Ванин слушал не моргая.
– А людям кажется, – продолжал Иуда, – что это происходит во время Леонардо. Это у него все получится потом, но тогда, когда он начал ее создавать, мучился он, конечно, страшно. Я забежал немножко вперед, поэтому вернусь к начальной стадии – как все происходило, по этапам. Не будете возражать? – спросил он Ванина.
– Нет, – отозвался Ванин.
Он подошел к камину и стал подбрасывать березовые поленья.
– Хорошо, – довольно воскликнул Иуда. – Люблю тепло.
– Может еще по рюмашке опрокинем? – спросил его Ванин.
– Прекрасный напиток это ваша русская водка. Трудно устоять. Давайте рюмашку, – довольно согласился Иуда. – Опрокинем.
Выпили. И он продолжил:
– Как вы понимаете, писать лица апостолов – совсем непростое дело. Леонардо их в лицо отродясь никогда не видел. Так вот, он эти образы искал на рынках, в харчевнях, среди нищих, обездоленных людей. Для художников это занятие во все времена было обычным делом. Так вот, однажды Леонардо, гуляя по городу, забрел на рыночную площадь. Там жизнь кипит, гуляет, веселится простой люд. И вдруг в сточной канаве разгуливающий Леонардо видит пьяного забулдыгу, который лежит там весь в грязи, в нечистотах. Но Леонардо этот пропащий пьяница приглянулся. Он, видите ли, захотел с него писать мой образ.
Ванин обомлел от удивления:
– Да-а?
– Не удивляйтесь. Я пригляделся, вижу, ничего общего со мной в этом экземпляре нет. Но Леонардо уже подзывает своих двух помощников и распоряжается оттащить того в мастерскую и привести в порядок. На следующий день Леонардо зовет с собой этого пьяницу в харчевню и там начинает его рисовать. Почему в харчевне? Очень удобно. Позировали в то время часто за еду, заодно и самому можно перекусить. Сидят они, значит, друг против друга: один ест, второй работает. И вдруг этот протрезвевший мужчина задает Леонардо вопрос: «Вы меня разве не помните?». «Нет», – отвечает удивленный Леонардо. «А я до прошлого года пел в церковном хоре. Вы к нам приходили и выбрали меня». «Для чего это я вас выбрал?» – поинтересовался увлеченный работой Леонардо. «Вы с меня господа бога нашего Иисуса Христа рисовали. Я вот после этого и запил». Леонардо как сидел, так и замер. «Неделю пил, не просыхая».
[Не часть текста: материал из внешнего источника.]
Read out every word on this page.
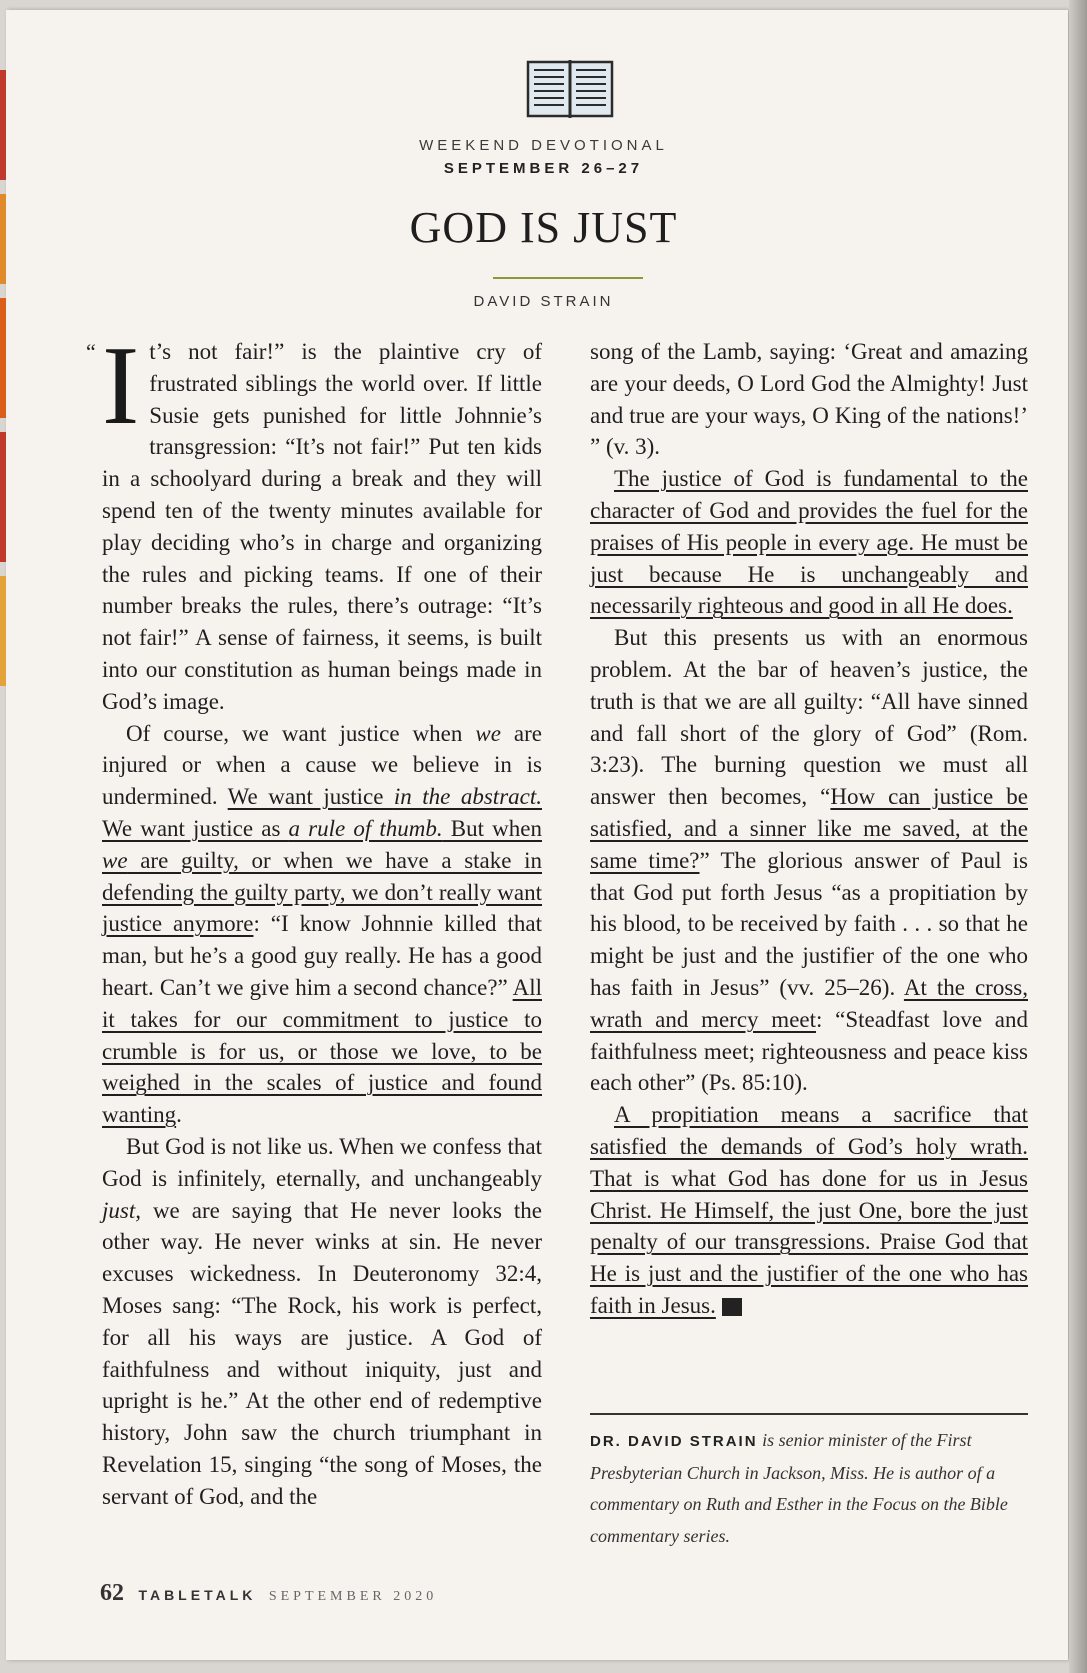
WEEKEND DEVOTIONAL
SEPTEMBER 26–27
GOD IS JUST
DAVID STRAIN
“ It’s not fair!” is the plaintive cry of frustrated siblings the world over. If little Susie gets punished for little Johnnie’s transgression: “It’s not fair!” Put ten kids in a schoolyard during a break and they will spend ten of the twenty minutes available for play deciding who’s in charge and organizing the rules and picking teams. If one of their number breaks the rules, there’s outrage: “It’s not fair!” A sense of fairness, it seems, is built into our constitution as human beings made in God’s image.

Of course, we want justice when we are injured or when a cause we believe in is undermined. We want justice in the abstract. We want justice as a rule of thumb. But when we are guilty, or when we have a stake in defending the guilty party, we don’t really want justice anymore: “I know Johnnie killed that man, but he’s a good guy really. He has a good heart. Can’t we give him a second chance?” All it takes for our commitment to justice to crumble is for us, or those we love, to be weighed in the scales of justice and found wanting.

But God is not like us. When we confess that God is infinitely, eternally, and unchangeably just, we are saying that He never looks the other way. He never winks at sin. He never excuses wickedness. In Deuteronomy 32:4, Moses sang: “The Rock, his work is perfect, for all his ways are justice. A God of faithfulness and without iniquity, just and upright is he.” At the other end of redemptive history, John saw the church triumphant in Revelation 15, singing “the song of Moses, the servant of God, and the

song of the Lamb, saying: ‘Great and amazing are your deeds, O Lord God the Almighty! Just and true are your ways, O King of the nations!’ ” (v. 3).

The justice of God is fundamental to the character of God and provides the fuel for the praises of His people in every age. He must be just because He is unchangeably and necessarily righteous and good in all He does.

But this presents us with an enormous problem. At the bar of heaven’s justice, the truth is that we are all guilty: “All have sinned and fall short of the glory of God” (Rom. 3:23). The burning question we must all answer then becomes, “How can justice be satisfied, and a sinner like me saved, at the same time?” The glorious answer of Paul is that God put forth Jesus “as a propitiation by his blood, to be received by faith . . . so that he might be just and the justifier of the one who has faith in Jesus” (vv. 25–26). At the cross, wrath and mercy meet: “Steadfast love and faithfulness meet; righteousness and peace kiss each other” (Ps. 85:10).

A propitiation means a sacrifice that satisfied the demands of God’s holy wrath. That is what God has done for us in Jesus Christ. He Himself, the just One, bore the just penalty of our transgressions. Praise God that He is just and the justifier of the one who has faith in Jesus. T

DR. DAVID STRAIN is senior minister of the First Presbyterian Church in Jackson, Miss. He is author of a commentary on Ruth and Esther in the Focus on the Bible commentary series.
62 TABLETALK SEPTEMBER 2020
Однажды, в субботу это было, сидит он один перед своей картиной и плачет. Я пристроился сбоку, чтобы видно не было, и слежу, как бы с собой чего не сотворил. Совсем плохой он был тогда. Вдруг чувствую мне на плечо легла мягкая рука, которую ни с какой другой не спутаешь. И тихий голос его спрашивает меня: «Узнаешь ли ты меня, сын мой?» «Как не узнать учителя своего, даровавшего бессмертие мне и право при имени твоем находиться и служить тебе?» – отвечаю я ему. «Иуда, – говорит он мне, – помоги рабу моему, святое дело творящему, но с пути истинного свернувшему, гордыню свою за благо принявшего. Открой, заблудшему, глаза примером жизни своей».
– И что, вот так реально слышал голос Иисуса? И рукой он вас коснулся?
– Конечно, – отвечал Иуда. – После его вознесения мы с ним только так и общались. По-другому уже нельзя.
– С ума сойти, – вырвалось непроизвольно у Сергея Арнольдовича. – И что было дальше?
– Подошел я к нему и стал успокаивать. Он слушать не хочет, жалится, бедолага, на судьбу свою, что родился без любви, живет без любви, что никто таланта его не ценит и что он один никому не нужный. Тут я ему и говорю: «Господь прислал меня к тебе помочь дело твое богоугодное завершить и от гордыни порочной тебя избавить». Он, конечно, принял меня за сумасшедшего. «Пошел вон, – говорит, – дурак! Прекрати чушь нести». Должен сказать, что в то время Леонардо был не очень верующим человеком. Да, по моему глубокому убеждению, верующим он вообще никогда не был. Для людей его круга и образа жизни это было обычным делом. Несмотря на жестокие порядки и влияние церкви, студенческая молодежь подшучивала над церковниками, бывало, что и откровенно богохульничала. Дело в том, что очень многие люди, по большому счету, не проводили разницы между богом и церковью. Хотя бог – это одно, а церковный служитель – совсем другое. Леонардо не был другим; иное дело, что он был одаренным человеком с жаждой непомерного познания этого мира.